Quantock Hills Blog

The tide is high but I’m holding on!

- A fantastic time on the Jurassic Coast walk had by all

Tim Russell

Posted by Tim Russell on 23 July 2012

The tide is high but I’m holding on! Just had a brilliant Jurassic Coast & Fossil walk on Sunday!  The sun shone, the sky was the beautiful blue you want it to be when you’re at the coast and twenty six souls had turned up to look for fossils.

Geology and fossil expert Andy King (leading the walk) worried me a little at first by saying that there was a problem ... I jokingly said “What no fossils?”, to which he replied “Yes!”.  The tide was right up by the beach and we were expecting to search for fossils.  Actually it turned out perfectly ... the more we walked along the beach,  the more the tide dropped revealing wonderful fossils for all to see.

Andy described the fascinating geology and palaeontology of this amazing stretch of Somerset Coast. We discovered the true significance of this stretch of Jurassic coastline, and why it is internationally important and designated a Site of Special Scientific Interest.  We found out about the differing species of ammonite and how they are so interesting because they evolved relatively quickly, making them fairly easy to date.  That this stretch contains mainly marine fossils because 200 million years ago there were warm tropical seas covering this area, and how one stretch of the cliff at East Quantoxhead is so important that all sedimentary rocks of this age in the world are related back to this cliff exposure within the Quantock Hills AONB!
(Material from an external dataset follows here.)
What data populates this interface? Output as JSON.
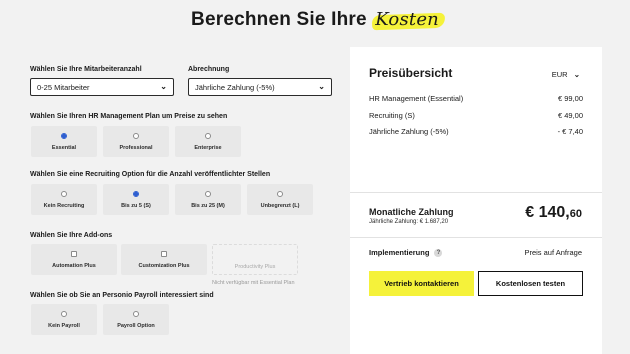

If you want to find out more about this fascinating stretch of coastline, or indeed about the geology of the Quantock Hills download our new leaflet by clicking here

 

On behalf of the Quantock Hills AONB Service I would like to extend our sincere thanks to Dr. Andy King for leading a wonderful walk and for sharing his knowlege with us.  - Thanks Andy!

 

We have received some excellent feedback from the walk:

‘thanks to all concerned for an excellent event.  The weather was kind and Andy King was a first-class guide to this exceptional bit of coast.’

This fossil ammonite is around 35cm wide and around 200 million years old!